И тут-то все они — шериф, полицейские, красноглазые негры, глупый верзила хакудзин с пятнистым лицом и коротышка в камуфляжной форме, о котором ему рассказывала Рут, — все они на мельчайшую долю мгновения расслабились. Вот он показался в двери, вот вышел на крыльцо, а они глазеют, разинув рты, словно никогда раньше не видели человека, у которого есть хара. Больше ничего ему и не требовалось, только эта мельчайшая доля мгновения, когда шериф отнял от губ мегафон, а негры, полицейские и белая шваль позабыли о пальцах на спусковых крючках…

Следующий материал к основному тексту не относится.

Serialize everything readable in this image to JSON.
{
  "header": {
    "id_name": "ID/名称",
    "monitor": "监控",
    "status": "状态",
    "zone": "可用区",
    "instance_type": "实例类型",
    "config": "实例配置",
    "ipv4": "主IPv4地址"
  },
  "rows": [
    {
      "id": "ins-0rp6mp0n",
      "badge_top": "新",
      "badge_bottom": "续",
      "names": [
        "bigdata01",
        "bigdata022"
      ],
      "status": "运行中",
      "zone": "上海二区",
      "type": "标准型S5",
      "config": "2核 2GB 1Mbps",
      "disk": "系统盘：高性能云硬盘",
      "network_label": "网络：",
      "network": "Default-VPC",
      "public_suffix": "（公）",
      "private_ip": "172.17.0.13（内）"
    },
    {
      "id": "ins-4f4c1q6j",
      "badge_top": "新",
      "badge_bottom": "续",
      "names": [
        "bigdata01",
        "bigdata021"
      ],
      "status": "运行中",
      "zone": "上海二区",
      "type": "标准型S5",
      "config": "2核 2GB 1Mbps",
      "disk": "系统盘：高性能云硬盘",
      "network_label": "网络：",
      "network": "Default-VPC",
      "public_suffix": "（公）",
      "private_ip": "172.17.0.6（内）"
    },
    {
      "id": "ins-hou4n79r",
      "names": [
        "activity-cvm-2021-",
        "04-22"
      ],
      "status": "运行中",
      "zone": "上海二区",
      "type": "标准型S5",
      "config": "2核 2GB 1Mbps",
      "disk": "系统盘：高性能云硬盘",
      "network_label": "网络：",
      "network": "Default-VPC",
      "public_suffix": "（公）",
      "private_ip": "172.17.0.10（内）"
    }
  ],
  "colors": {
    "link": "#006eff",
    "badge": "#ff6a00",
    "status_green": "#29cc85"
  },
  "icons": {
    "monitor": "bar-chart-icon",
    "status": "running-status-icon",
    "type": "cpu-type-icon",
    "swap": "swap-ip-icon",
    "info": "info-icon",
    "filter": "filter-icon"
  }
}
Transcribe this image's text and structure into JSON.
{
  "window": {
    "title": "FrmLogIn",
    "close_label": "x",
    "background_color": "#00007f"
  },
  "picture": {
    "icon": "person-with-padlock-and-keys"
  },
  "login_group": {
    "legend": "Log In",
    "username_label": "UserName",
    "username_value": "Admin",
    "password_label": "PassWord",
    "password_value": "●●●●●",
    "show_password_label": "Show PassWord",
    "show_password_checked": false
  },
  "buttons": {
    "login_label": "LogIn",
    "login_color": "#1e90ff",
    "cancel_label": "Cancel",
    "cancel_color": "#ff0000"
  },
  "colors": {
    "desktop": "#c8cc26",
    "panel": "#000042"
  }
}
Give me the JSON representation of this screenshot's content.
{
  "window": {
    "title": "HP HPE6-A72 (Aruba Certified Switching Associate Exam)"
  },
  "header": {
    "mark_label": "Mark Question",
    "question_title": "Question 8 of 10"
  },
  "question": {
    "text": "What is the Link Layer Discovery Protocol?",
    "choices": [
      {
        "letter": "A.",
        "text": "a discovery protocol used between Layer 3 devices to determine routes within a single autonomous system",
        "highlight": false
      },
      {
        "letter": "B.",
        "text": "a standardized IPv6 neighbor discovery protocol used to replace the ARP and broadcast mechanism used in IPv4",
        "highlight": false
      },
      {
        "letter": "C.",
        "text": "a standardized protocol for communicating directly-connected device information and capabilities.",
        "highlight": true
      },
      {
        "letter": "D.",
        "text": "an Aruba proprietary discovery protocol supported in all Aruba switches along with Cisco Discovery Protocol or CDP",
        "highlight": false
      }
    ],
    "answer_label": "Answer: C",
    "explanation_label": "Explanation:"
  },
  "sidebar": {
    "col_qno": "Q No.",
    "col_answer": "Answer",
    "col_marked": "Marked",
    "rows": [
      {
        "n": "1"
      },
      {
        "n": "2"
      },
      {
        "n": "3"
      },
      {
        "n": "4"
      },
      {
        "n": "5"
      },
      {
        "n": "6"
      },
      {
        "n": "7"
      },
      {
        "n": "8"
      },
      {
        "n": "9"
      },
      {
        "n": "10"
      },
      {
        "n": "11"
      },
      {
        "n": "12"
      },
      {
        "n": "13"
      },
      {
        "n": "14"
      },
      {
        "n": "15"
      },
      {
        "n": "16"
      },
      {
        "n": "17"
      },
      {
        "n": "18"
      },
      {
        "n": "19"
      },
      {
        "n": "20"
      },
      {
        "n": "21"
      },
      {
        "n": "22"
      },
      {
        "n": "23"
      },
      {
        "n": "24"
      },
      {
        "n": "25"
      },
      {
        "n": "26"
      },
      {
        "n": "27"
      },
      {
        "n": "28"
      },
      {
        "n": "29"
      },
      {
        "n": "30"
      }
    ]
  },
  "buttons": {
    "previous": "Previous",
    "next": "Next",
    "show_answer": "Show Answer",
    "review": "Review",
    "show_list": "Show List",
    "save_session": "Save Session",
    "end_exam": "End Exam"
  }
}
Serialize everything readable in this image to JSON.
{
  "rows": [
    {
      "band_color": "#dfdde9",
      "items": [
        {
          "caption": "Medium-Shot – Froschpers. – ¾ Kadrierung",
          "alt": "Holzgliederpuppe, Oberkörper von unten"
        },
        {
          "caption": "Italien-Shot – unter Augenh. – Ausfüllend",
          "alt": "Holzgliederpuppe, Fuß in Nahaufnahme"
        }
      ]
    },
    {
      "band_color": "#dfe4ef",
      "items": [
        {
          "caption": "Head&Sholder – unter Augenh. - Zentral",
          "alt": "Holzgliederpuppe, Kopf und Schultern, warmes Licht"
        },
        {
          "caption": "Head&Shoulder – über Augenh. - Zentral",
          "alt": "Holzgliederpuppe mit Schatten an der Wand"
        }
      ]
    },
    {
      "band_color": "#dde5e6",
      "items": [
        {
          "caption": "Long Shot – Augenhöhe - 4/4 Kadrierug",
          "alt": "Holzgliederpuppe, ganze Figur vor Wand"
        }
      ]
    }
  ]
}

— Кто на меня! — вдруг закричал Хиро, падая на доски крыльца, и со всех сторон загрохотала изумленная, яростная стрельба, посыпались щепки, зазвенели осколки стекла, пули отскакивали от пишущей машинки «Оливетти» и отплясывали смертельную чечетку на консервных банках с побегами бамбука и жареным ельцом. В следующий миг, уловив крохотное затишье между первым и вторым залпами, он перемахнул через перила и рванул головой вперед на того, кто стоял на пути, — это был старый негр с дымящимся ружьем и зажатой в зубах трубкой. Старик был ветошью, тряпкой, гнилой паклей. Он остался позади, но за ним вырос еще один, а за ним белый, и Хиро прошел сквозь них, как сквозь бумагу, мелькнули глупые озадаченные лица, черное и белое, шлепнулись на землю зады, в воздух, как по мановению волшебной палочки, взлетели ружья, очки и сигареты.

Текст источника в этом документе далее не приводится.